Oui, la sortie inclut un briefing avant la balade et un accompagnement tout au long du parcours. Les débutants sont les bienvenus.
La balade à cheval dure environ 2 heures.
Oui, le transfert aller-retour en véhicule climatisé depuis votre hôtel est inclus.
Privilégiez des vêtements confortables et des chaussures fermées ; les casques sont fournis pour votre sécurité.
La balade est adaptée aux enfants dès 6 ans.
Non, la participation n’est pas autorisée pour les femmes enceintes.
Oui, des guides locaux expérimentés accompagnent le groupe tout au long de la sortie, dans le désert et au bord de la mer.
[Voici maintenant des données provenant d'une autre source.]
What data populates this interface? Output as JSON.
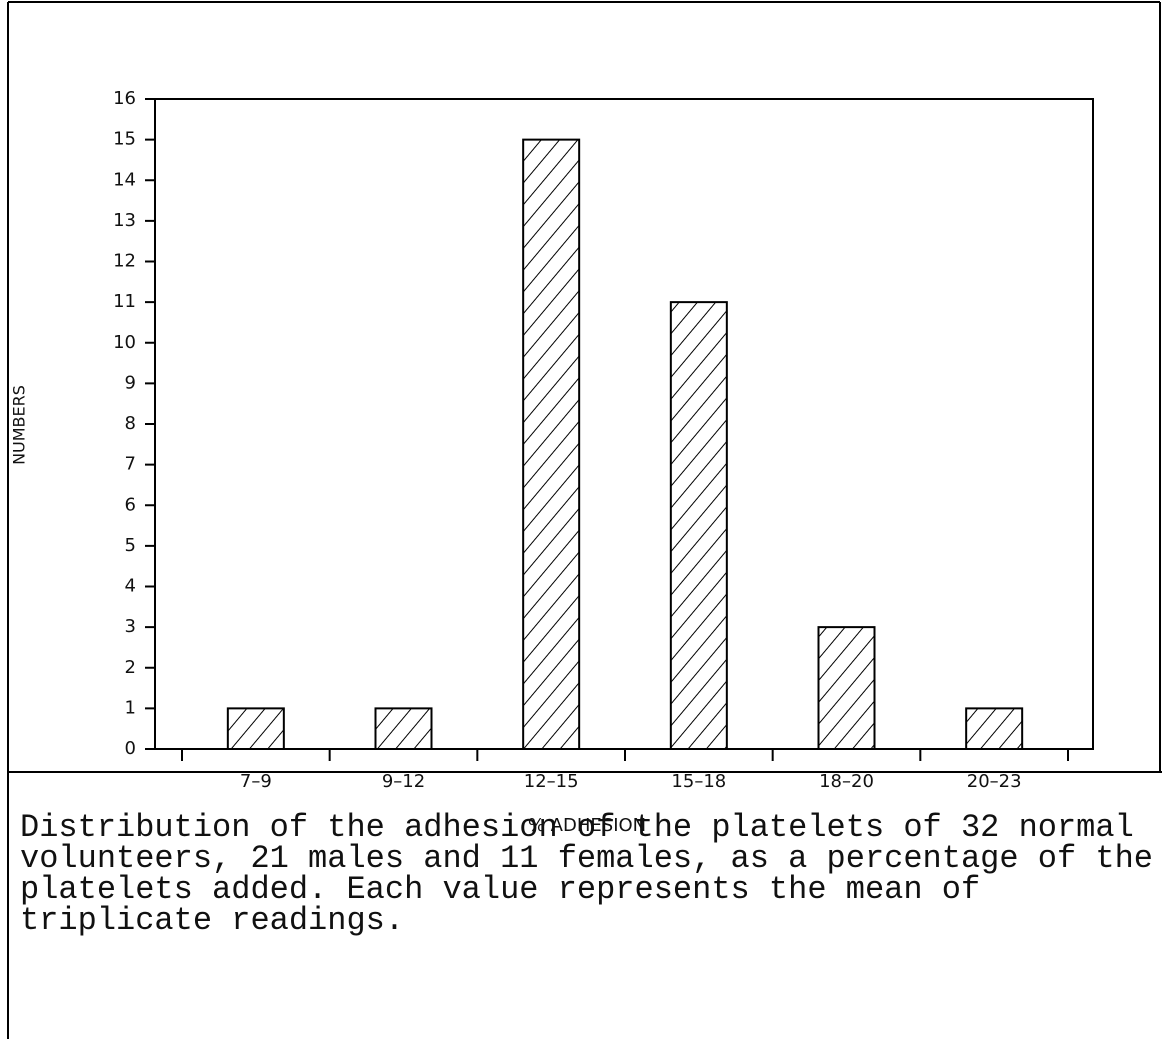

Vous profiterez d’une pause avec thé et eau au bord de la mer.
Votre journée comprend le transfert hôtel aller-retour en voiture climatisée, tout l’équipement de sécurité nécessaire comme les casques, un cheval bien dressé pour explorer dunes désertiques et rivages de la mer Rouge près d’Hurghada, un accompagnement continu par un guide local professionnel, ainsi qu’une pause thé et eau au bord de la mer avant le retour à l’hôtel.
On entend d’abord les sabots avant de voir les chevaux — un léger bruit sur le sable juste à la sortie d’Hurghada, mêlé à cette odeur salée de la mer Rouge. Je me souviens de Mahmoud, mon guide, qui m’a tendu les rênes en souriant quand je lui ai avoué que je n’avais jamais monté à cheval. « Pas de souci », m’a-t-il dit en ajustant mon casque. La lumière dorée baignait déjà les dunes, et honnêtement, j’étais un peu stressé mais surtout curieux de savoir ce que deux heures à cheval allaient vraiment donner.
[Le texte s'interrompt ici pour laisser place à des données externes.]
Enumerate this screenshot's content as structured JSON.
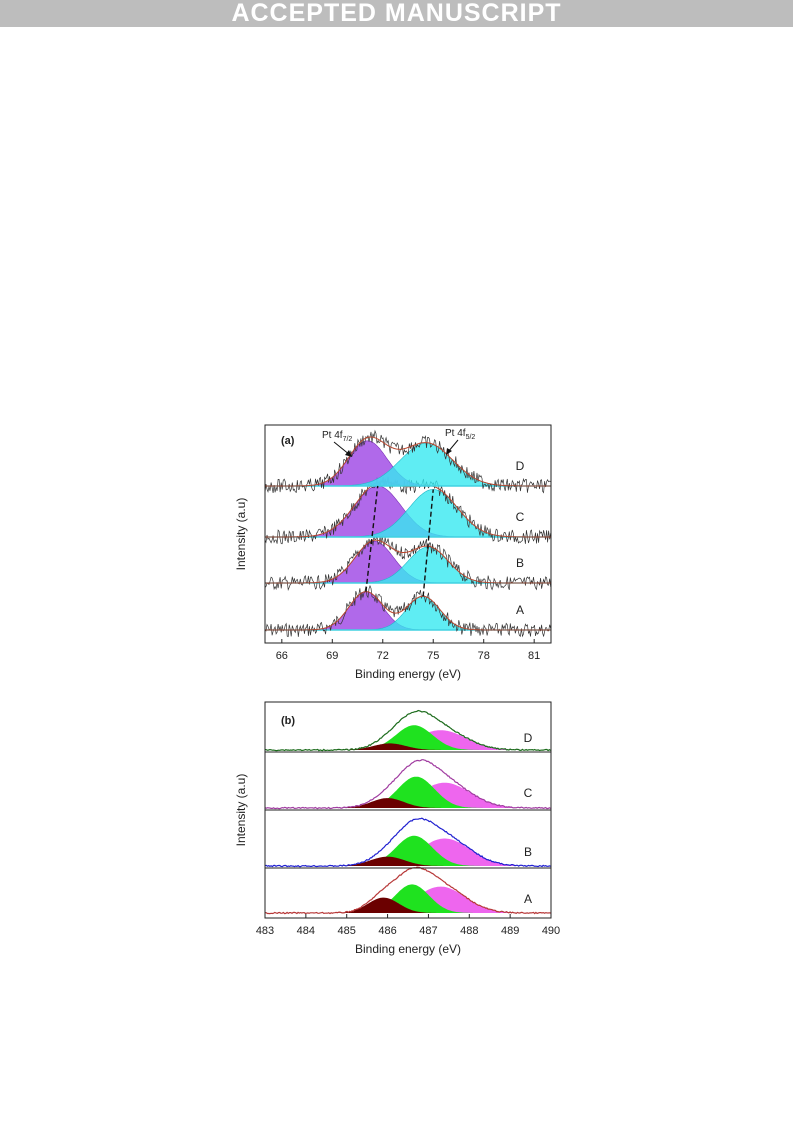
{
  "banner": {
    "text": "ACCEPTED MANUSCRIPT"
  },
  "colors": {
    "banner": "#bdbdbd",
    "pt_peak1": "#a24fe6",
    "pt_peak2": "#37e8f0",
    "pt_baseline": "#41d2e1",
    "pt_envelope": "#b9472f",
    "b_dark": "#6b0000",
    "b_green": "#1fe21f",
    "b_pink": "#ee66ee",
    "b_lines": [
      "#b73838",
      "#2020d0",
      "#a03ca0",
      "#1b6b1b"
    ]
  },
  "chart_data": [
    {
      "type": "area",
      "panel_label": "(a)",
      "xlabel": "Binding energy (eV)",
      "ylabel": "Intensity (a.u)",
      "xlim": [
        65,
        82
      ],
      "xticks": [
        66,
        69,
        72,
        75,
        78,
        81
      ],
      "grid": false,
      "annotations": [
        {
          "main": "Pt 4f",
          "sub": "7/2"
        },
        {
          "main": "Pt 4f",
          "sub": "5/2"
        }
      ],
      "series": [
        {
          "name": "A",
          "peak1_center": 71.0,
          "peak1_height": 0.66,
          "peak1_sigma": 1.0,
          "peak2_center": 74.4,
          "peak2_height": 0.58,
          "peak2_sigma": 1.0
        },
        {
          "name": "B",
          "peak1_center": 71.5,
          "peak1_height": 0.72,
          "peak1_sigma": 1.15,
          "peak2_center": 74.7,
          "peak2_height": 0.62,
          "peak2_sigma": 1.2
        },
        {
          "name": "C",
          "peak1_center": 71.7,
          "peak1_height": 0.88,
          "peak1_sigma": 1.4,
          "peak2_center": 75.0,
          "peak2_height": 0.82,
          "peak2_sigma": 1.45
        },
        {
          "name": "D",
          "peak1_center": 71.1,
          "peak1_height": 0.78,
          "peak1_sigma": 1.15,
          "peak2_center": 74.6,
          "peak2_height": 0.74,
          "peak2_sigma": 1.55
        }
      ]
    },
    {
      "type": "area",
      "panel_label": "(b)",
      "xlabel": "Binding energy (eV)",
      "ylabel": "Intensity (a.u)",
      "xlim": [
        483,
        490
      ],
      "xticks": [
        483,
        484,
        485,
        486,
        487,
        488,
        489,
        490
      ],
      "grid": false,
      "series": [
        {
          "name": "A",
          "dark_center": 485.9,
          "dark_height": 0.28,
          "dark_sigma": 0.38,
          "green_center": 486.6,
          "green_height": 0.52,
          "green_sigma": 0.42,
          "pink_center": 487.3,
          "pink_height": 0.48,
          "pink_sigma": 0.6
        },
        {
          "name": "B",
          "dark_center": 486.0,
          "dark_height": 0.17,
          "dark_sigma": 0.42,
          "green_center": 486.65,
          "green_height": 0.55,
          "green_sigma": 0.45,
          "pink_center": 487.4,
          "pink_height": 0.5,
          "pink_sigma": 0.62
        },
        {
          "name": "C",
          "dark_center": 486.0,
          "dark_height": 0.18,
          "dark_sigma": 0.4,
          "green_center": 486.7,
          "green_height": 0.57,
          "green_sigma": 0.45,
          "pink_center": 487.4,
          "pink_height": 0.46,
          "pink_sigma": 0.62
        },
        {
          "name": "D",
          "dark_center": 486.05,
          "dark_height": 0.12,
          "dark_sigma": 0.4,
          "green_center": 486.65,
          "green_height": 0.45,
          "green_sigma": 0.45,
          "pink_center": 487.3,
          "pink_height": 0.36,
          "pink_sigma": 0.62
        }
      ]
    }
  ]
}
Le début de la balade se fait entièrement dans le désert : du sable à perte de vue sous les pieds, la chaleur sèche sur les joues, et un silence apaisant, ponctué seulement par les discussions de notre petit groupe. Mahmoud nous a montré d’anciennes traces de chameaux (que je n’aurais jamais remarquées), et à un moment, on s’est arrêtés pour qu’il nous explique comment laisser les chevaux boire dans sa vieille gourde — apparemment, ils ont aussi soif que nous. Mon cheval a même soufflé à cause d’un bruit dans le vent ; ça m’a surpris, mais ça m’a aussi fait rire, car tout le monde semblait tellement calme. On s’y habitue vite, je crois.
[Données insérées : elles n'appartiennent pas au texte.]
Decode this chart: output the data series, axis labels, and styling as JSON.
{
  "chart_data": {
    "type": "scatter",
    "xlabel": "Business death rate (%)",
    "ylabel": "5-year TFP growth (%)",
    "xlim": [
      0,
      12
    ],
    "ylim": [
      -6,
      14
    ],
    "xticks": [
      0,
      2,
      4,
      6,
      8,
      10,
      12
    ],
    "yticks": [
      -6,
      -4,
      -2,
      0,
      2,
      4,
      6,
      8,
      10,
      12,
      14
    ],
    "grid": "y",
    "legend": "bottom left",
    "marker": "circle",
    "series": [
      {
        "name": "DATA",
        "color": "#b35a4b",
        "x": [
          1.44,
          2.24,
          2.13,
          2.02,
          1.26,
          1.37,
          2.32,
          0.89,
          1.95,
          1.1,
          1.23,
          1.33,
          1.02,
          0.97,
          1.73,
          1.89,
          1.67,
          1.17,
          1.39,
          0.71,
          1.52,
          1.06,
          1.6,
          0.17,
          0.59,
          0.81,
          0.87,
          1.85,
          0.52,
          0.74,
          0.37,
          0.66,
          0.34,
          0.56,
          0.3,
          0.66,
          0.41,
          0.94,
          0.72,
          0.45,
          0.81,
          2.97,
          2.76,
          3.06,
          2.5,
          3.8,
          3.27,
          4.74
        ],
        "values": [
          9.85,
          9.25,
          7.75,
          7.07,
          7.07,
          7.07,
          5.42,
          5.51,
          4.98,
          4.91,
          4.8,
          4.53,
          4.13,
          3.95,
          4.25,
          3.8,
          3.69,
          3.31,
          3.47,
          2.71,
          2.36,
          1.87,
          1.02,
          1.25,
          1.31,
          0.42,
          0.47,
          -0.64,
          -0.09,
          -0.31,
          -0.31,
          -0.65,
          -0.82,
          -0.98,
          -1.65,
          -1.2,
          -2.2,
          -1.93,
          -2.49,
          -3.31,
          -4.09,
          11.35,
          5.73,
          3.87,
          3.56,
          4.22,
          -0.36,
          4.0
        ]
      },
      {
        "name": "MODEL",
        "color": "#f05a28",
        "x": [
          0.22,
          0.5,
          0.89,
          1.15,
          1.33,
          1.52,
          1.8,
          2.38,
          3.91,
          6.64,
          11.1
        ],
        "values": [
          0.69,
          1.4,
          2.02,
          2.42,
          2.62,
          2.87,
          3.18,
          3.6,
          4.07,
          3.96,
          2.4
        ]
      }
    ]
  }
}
Puis on est arrivés au bord de la mer — ce passage du sable chaud à la brise fraîche est difficile à décrire si on ne l’a pas vécu. Les chevaux semblaient eux aussi plus vifs, les oreilles dressées, trottinant presque seuls le long du rivage. On sentait l’odeur du sel mêlée à une note sucrée venant d’un stand de thé tout proche (quelqu’un devait brûler du sucre pour le karkadé). On a fait une pause photo (mes cheveux dans tous les sens), et Mahmoud nous a servi du thé dans de petits verres, là, sur la plage. Je repense souvent à ce moment : les chevaux dans l’eau peu profonde, le soleil qui se couche derrière eux. Un souvenir qui reste gravé.